Et, effectivement, le jeune technicien olympien, qui a déjà trois saisons d'expérience mais qui n'a guère plus de trente ans, s'est exprimé à coeur ouvert :
" Bien sûr, tout n'a pas été rose dans la mesure où les résultats nous étaient défavorables. Alors, comme cela se passe un peu partout, il y a eu des réactions diverses et les malentendus sont venus de là.
Mais je dois tout de même vous faire savoir que jamais mon autorité n'a été véritablement contestée.
Je n'étais pas là il est vrai pour le match à domicile contre le Racing, mais c'était essentiellement à cause d'une grippe tenace.
Et aujourd'hui je pourrais vous dire que je n'ai pas encore perdu au Stade Vélodrome puisque notre seule défaite sur notre terrain s'est située le soir où j'étais cloué au lit !
Mais là n'est pas la question et l'important, à présent, est que tout rentre dans l'ordre.
J'ai reçu de ce côté-là les apaisements souhaitables.
Le président Carrieu m'a personnellement assuré de son soutien le plus total et je ne vois donc pas pourquoi nous ne repartirions pas tous ensemble du bon pied.

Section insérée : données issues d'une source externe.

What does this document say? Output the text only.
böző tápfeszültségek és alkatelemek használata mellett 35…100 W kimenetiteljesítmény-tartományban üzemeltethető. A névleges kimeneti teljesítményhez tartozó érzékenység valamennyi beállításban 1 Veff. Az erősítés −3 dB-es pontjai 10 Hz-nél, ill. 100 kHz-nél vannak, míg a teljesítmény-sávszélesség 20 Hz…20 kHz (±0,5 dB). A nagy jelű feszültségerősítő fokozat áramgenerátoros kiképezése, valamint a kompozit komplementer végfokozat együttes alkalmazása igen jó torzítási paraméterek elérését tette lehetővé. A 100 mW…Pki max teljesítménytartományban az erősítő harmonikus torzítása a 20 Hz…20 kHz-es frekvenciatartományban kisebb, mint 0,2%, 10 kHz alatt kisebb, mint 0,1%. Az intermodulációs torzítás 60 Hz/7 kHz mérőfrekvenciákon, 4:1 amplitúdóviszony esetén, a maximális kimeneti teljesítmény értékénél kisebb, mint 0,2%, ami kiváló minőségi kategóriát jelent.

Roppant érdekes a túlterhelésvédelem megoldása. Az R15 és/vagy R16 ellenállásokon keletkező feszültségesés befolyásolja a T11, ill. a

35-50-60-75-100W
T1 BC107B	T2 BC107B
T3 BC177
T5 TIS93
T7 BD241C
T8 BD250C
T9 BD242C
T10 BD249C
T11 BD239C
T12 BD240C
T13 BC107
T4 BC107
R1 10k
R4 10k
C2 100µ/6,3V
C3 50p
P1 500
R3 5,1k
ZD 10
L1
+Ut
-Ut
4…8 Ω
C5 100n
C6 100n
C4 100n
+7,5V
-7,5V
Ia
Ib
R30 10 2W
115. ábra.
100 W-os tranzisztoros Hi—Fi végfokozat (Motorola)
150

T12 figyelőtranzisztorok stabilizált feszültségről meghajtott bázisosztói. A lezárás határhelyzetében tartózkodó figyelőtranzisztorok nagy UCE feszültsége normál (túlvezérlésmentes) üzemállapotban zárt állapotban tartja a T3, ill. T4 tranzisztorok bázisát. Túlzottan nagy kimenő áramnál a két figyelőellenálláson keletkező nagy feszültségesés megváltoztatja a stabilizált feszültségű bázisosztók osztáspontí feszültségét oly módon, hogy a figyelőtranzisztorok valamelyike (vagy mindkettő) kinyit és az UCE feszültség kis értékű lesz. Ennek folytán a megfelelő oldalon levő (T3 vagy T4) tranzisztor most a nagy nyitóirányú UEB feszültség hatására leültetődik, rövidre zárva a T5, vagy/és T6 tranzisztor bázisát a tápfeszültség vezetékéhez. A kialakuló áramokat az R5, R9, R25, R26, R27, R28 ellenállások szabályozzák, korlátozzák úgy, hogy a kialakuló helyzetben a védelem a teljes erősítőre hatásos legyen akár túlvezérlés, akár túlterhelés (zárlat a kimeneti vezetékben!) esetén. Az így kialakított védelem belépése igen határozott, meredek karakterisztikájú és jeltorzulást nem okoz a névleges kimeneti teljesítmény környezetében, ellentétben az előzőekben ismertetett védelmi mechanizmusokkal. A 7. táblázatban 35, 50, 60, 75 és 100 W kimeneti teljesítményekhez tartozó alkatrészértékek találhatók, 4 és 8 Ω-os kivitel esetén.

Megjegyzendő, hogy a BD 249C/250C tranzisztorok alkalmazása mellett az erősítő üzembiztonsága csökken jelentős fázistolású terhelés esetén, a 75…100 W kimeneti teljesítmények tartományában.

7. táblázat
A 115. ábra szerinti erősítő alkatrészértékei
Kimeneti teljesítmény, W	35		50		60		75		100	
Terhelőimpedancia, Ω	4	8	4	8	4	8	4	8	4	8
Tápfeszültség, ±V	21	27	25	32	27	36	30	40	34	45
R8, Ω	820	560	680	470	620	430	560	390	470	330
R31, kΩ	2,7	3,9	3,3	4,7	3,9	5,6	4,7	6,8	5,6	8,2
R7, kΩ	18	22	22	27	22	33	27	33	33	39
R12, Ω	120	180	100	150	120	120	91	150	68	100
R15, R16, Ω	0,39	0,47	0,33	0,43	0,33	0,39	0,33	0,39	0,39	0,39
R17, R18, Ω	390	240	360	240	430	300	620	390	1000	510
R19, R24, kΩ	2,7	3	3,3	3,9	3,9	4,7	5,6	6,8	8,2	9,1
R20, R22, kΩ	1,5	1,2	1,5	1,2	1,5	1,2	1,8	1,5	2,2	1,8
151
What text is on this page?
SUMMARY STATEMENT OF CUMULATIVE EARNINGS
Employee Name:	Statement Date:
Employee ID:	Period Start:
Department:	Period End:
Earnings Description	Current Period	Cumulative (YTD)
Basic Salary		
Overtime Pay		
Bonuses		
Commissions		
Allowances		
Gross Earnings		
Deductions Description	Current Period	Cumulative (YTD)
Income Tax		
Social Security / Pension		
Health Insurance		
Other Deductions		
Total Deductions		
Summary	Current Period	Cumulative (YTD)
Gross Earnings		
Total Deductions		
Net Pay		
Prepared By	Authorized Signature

C'est en tout cas le voeu que je formule à l'heure où il s'agit pour nous tous de nous serrer les coudes."
Gransart croit-il pour autant qu'il poura replacer l'OM à un niveau plus conforme à ses ambitions ? N'ayant pas l'habitude de s'avancer à la légère, l'entraîneur marseillais se garde évidemment d'une pareille affirmation, mais il exprime quand même son espoir : redonner vie et animation à une équipe qui en fut quelque peu privée un certain temps.
Parallèlement, il assure qu'il n'y a pas et qu'il n'y a jamais eu de clan à l'intérieur de l'équipe, les nouveaux et les anciens faisant, à l'entendre, bon ménage.
Et ainsi, comme l'on dit toujours en pareil cas, ce sont les médias qui ont cru voir à l'intérieur du club des choses qui n'existaient pas.
Refrain bien connu et arguments faciles qui ne résistent pas à la première analyse.
Mais c'est comme ça un peu partout et il n'y a pas à y revenir.
Etant entendu toutefois que les journalistes, du moins ceux qui s'efforcent de regarder les choses avec lucidité et sans le moindre esprit partisan, ne sont et ne seront jamais dupes.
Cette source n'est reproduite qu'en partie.